Note the subtle name of the component that receives someSettings and handleChange. Sometimes, a stable reference to a function or object may not be necessary. But a lot of times, the child component may have complex logic itself that you may or may not be aware of.

Also, even if it doesn't right now, it may in the future. Would you rather pass stable references up front, costing a few dozen keystrokes or so (assuming you have some sort of auto complete), or would you rather risk breaking something in the future when SomeComponentThatMayRelyOnStableProps is modified, then hunting down all instances of unstable function and object references passed to this component?

What if SomeComponentThatMayRelyOnStableProps is in a library that you are not maintaining yourself?

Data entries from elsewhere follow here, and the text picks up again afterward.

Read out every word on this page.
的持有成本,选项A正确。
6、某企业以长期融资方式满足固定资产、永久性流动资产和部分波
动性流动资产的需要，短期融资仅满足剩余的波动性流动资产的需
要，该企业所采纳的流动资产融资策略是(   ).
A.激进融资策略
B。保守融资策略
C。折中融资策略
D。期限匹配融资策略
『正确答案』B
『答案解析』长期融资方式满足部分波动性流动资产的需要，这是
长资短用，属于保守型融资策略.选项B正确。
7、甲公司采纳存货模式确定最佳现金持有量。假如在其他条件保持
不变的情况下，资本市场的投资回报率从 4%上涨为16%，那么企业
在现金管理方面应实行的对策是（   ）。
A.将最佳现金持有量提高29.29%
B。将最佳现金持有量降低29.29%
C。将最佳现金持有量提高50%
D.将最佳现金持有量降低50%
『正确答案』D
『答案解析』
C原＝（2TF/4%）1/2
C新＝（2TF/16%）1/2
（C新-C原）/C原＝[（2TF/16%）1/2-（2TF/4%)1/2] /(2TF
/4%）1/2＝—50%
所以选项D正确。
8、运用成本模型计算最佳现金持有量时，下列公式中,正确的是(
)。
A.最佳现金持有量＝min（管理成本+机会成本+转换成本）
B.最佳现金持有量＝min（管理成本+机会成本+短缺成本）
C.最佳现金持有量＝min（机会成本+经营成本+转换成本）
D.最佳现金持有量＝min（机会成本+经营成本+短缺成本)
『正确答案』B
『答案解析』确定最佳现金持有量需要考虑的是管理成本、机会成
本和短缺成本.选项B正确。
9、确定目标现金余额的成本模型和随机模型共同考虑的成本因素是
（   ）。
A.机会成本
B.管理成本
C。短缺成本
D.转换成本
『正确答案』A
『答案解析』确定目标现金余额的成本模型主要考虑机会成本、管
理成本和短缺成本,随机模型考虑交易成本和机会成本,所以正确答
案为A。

I can guarantee that playing safe here will be worth it in the long run.

What about performance?

I've coded a lot of front end applications with React since I started experiencing with it some time in 2015. Both big and small, with lots of data and complex UIs (I work with web GIS, and believe me, getting interactive map libraries to play nice with React is not necessarily trivial).

Back then we had the component lifecycle to deal with, and checking prop changes to avoid unnecessary updates was both tedious and error prone (yes, PureComponent something, something).

Hooks was a blessing when it was introduced as we could stop worrying so much about the lifecycle of our components and focus more on what the component was actually doing, and with what. The trade-off is having to learn to use hooks correctly. But when learned -- and the need to "do this thing only on first mount" was unlearned -- the world (of React development) became a much better place.

With thousands of geometries in an interactive map, with lists and tables of items filtered by bounding box and categories, sorted by geodetic distance from wherever you were interested in, the performance issues that arose were never too many uses of useCallback or useMemo. The opposite caused issues multiple times however, of the app running haywire (or to a halt) kind.

The performance issues in React are almost always trying to do unnecessarily complex stuff, rendering ridiculous amounts of things, or performing actually heavy computations too often. And sometimes because you forgot that useCallback or useMemo in that overarching context provider (by the way, the scare mongering about contexts warrants its own post).

So, just add that useCallback and useMemo as you go, it is really best practice. Learn the exceptions instead. And follow the original intention of that premature optimization expression and actually stop and analyze (with a profiler) where you are doing too much work when the need arises.